Grandparents' Rights


Note: this page discusses visitation, not guardianship. Guardianship would mean that the grandparent steps in to become a person with the legal authority and duty to care for the child. For example, if your son is deceased and his ex-wife is a drug addict or in jail, you could petition the court to become the guardian for your grandchildren. Read more about guardianship here. In contrast, visitation is the right to see and spend time with the child, independent of having legal or physical custody.

Usually, visitation is granted to the parents in a divorce or custody case. However, sometimes grandparents need to petition the court for the right to see their grandkids. Many such cases come up because parents have “taken sides” in the divorce or breakup, and often a loving grandma or grandpa is left out in the cold. More importantly, the children are suffering by not being able to enjoy that loving relationship.

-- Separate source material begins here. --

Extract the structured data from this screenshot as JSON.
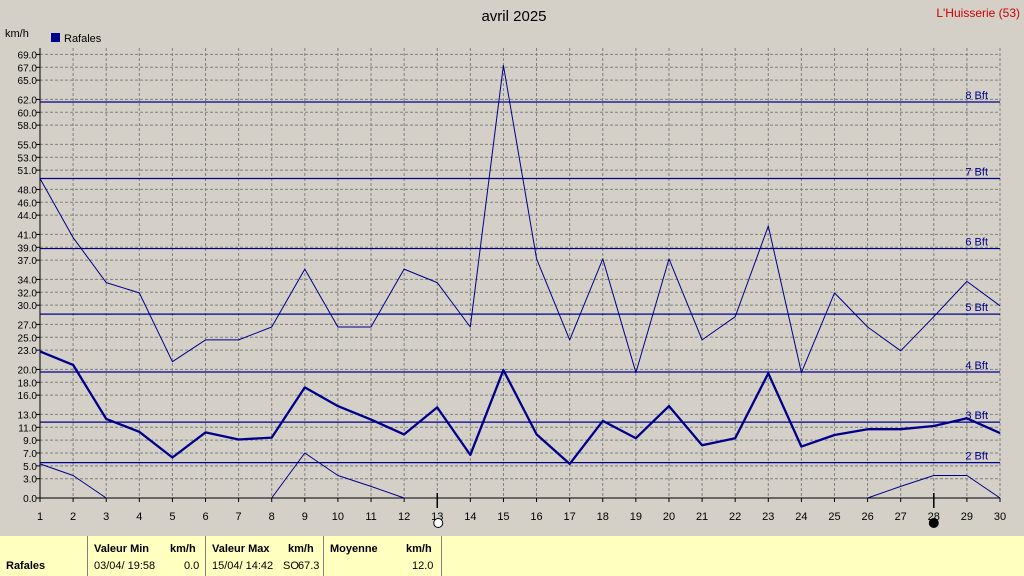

Different states have different rules about how and when grandparents can have the right to visits. In California, the Court places great value on a parent’s authority. That means that unless there is a very good reason, the parents themselves get to decide how to raise their child. This includes decisions about health care, education, recreational activities, and who they get to see… including their grandparents.

In California, the relevant statute (Family Code §3104) says that a grandparent may ask the court to grant “reasonable visitation rights,” and that the court may do so if two conditions are met:

First, the Court has to find that there is “a preexisting relationship between the grandparent and the grandchild that has engendered a bond such that visitation is in the best interest of the child.” If you have never met or talked to your grandchildren, there is no “preexisting relationship.”

Second, the Court has to balance (a) the interest of the child in having visitation with the grandparent against (b) the right of the parents to exercise their parental authority.


The Court gives a great deal of weight to what the children's parents think about grandparent visitation. Their opinions may create a rebuttable presumption that the grandparent visitation is not in the child’s best interest.

A presumption is a legal assumption that a fact exists.
A rebuttable presumption is a presumption that could be overcome by the presentation of contradictory evidence. In cases like these, there is a rebuttable presumption that the grandparent visitation is not in the child’s best interest if:

  1. Both of the children’s parents (natural or adoptive) agree that the grandparent should not be granted visitation rights, or
  2. The parent who has sole legal and physical custody of the child feels that that the grandparent should not be granted visitation rights, or
  3. There are no custody orders in place, but the parent who the child lives with objects to grandparent visitation.
There are many factors to consider in grandparents’ cases, but the statute above is the place to start. The Court may well decline to consider visitation for you if you have no preexisting relationship with your grandchildren, and/or if the parents’ right to exercise parental authority outweighs the children’s interest in having visits with you. (Or, of course, if you're not a grandparent. In January 2013, a Colorado court denied a woman’s request to seek visitation rights under a similar statute because she was the great-grandmother and not the “grandparent.”) Court orders will rely on those threshold factors – grandparent, preexisting relationship, balanced interests – being met.

Even if the threshold factors are present, it may be better to consider non-legal solutions to this family problem. Your attorney can advise you on the strength of your case and whether you might want to meet with a counselor who's experienced in family law issues.